Signs that you may need to talk to your healthcare provider about loss of taste and smell include:
- Prolonged loss of smell (greater than one month)
- Thickened nasal drainage
- Vision changes
- Nose bleeds
If you’re concerned about how long it’s taking to regain your sense of smell and/or taste after COVID-19, there are some options for treatment. Your primary care provider may also refer you to an otolaryngology specialist.
“In cases of post infectious loss of smell, of which COVID-19 is one, smell retraining therapy has been shown to offer some recovery,” says Dr. Mehdizadeh. He recommends smelling potent aromas—or essential oils—such as charred oranges, lemon zest, eucalyptus, and cloves three to four times a day for three to four months. This may help to regenerate the olfactory nerve.
In addition, Dr. Mehdizadeh says there are also some medications your healthcare provider may prescribe including:
- Nasal steroid sprays: Flonase (fluticasone), Nasacort (triamcinolone), Nasonex (mometasone)

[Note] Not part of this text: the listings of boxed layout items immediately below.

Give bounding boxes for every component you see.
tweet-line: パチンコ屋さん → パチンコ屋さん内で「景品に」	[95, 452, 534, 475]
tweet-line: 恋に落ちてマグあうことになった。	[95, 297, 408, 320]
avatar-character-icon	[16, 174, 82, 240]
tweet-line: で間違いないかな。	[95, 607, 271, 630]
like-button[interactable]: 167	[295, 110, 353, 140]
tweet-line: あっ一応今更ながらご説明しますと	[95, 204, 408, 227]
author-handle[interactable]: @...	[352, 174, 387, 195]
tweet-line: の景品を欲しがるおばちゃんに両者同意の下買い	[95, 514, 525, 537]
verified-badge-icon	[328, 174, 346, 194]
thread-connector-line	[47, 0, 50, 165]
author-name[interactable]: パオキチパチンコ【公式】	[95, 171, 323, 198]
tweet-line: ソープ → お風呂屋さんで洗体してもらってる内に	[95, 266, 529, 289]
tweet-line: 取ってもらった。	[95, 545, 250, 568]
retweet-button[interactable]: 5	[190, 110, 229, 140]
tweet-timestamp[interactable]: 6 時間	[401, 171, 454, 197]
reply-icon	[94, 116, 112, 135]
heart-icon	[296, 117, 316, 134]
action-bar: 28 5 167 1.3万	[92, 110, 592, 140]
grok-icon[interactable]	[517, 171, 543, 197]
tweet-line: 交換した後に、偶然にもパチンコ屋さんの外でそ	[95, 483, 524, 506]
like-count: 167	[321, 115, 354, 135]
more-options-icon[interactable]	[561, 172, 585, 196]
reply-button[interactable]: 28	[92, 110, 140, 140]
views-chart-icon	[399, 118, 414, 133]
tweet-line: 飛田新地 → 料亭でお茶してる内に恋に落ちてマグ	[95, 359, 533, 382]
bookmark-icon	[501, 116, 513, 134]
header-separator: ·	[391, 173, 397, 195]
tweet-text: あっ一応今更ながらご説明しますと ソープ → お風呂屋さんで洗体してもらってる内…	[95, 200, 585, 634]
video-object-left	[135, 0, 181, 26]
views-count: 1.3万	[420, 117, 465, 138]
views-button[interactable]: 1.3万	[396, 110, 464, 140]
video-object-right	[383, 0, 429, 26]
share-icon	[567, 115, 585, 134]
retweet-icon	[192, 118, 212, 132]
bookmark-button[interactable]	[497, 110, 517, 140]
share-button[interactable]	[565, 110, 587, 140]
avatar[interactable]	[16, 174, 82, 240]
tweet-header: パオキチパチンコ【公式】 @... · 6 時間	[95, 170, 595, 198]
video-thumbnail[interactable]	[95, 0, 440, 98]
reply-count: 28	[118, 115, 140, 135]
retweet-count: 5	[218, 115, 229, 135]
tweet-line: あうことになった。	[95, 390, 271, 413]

- Oral steroids: Prednisone, Methylprednisolone (medrol)
Because COVID-19 is caused by a novel virus (meaning a new strain that has not been previously identified), researchers and scientists are still learning more about its effects on the body every day; including how it impacts our sense of smell and taste. By monitoring these senses, and being aware of any changes, we can help keep ourselves and those around us safe and healthy.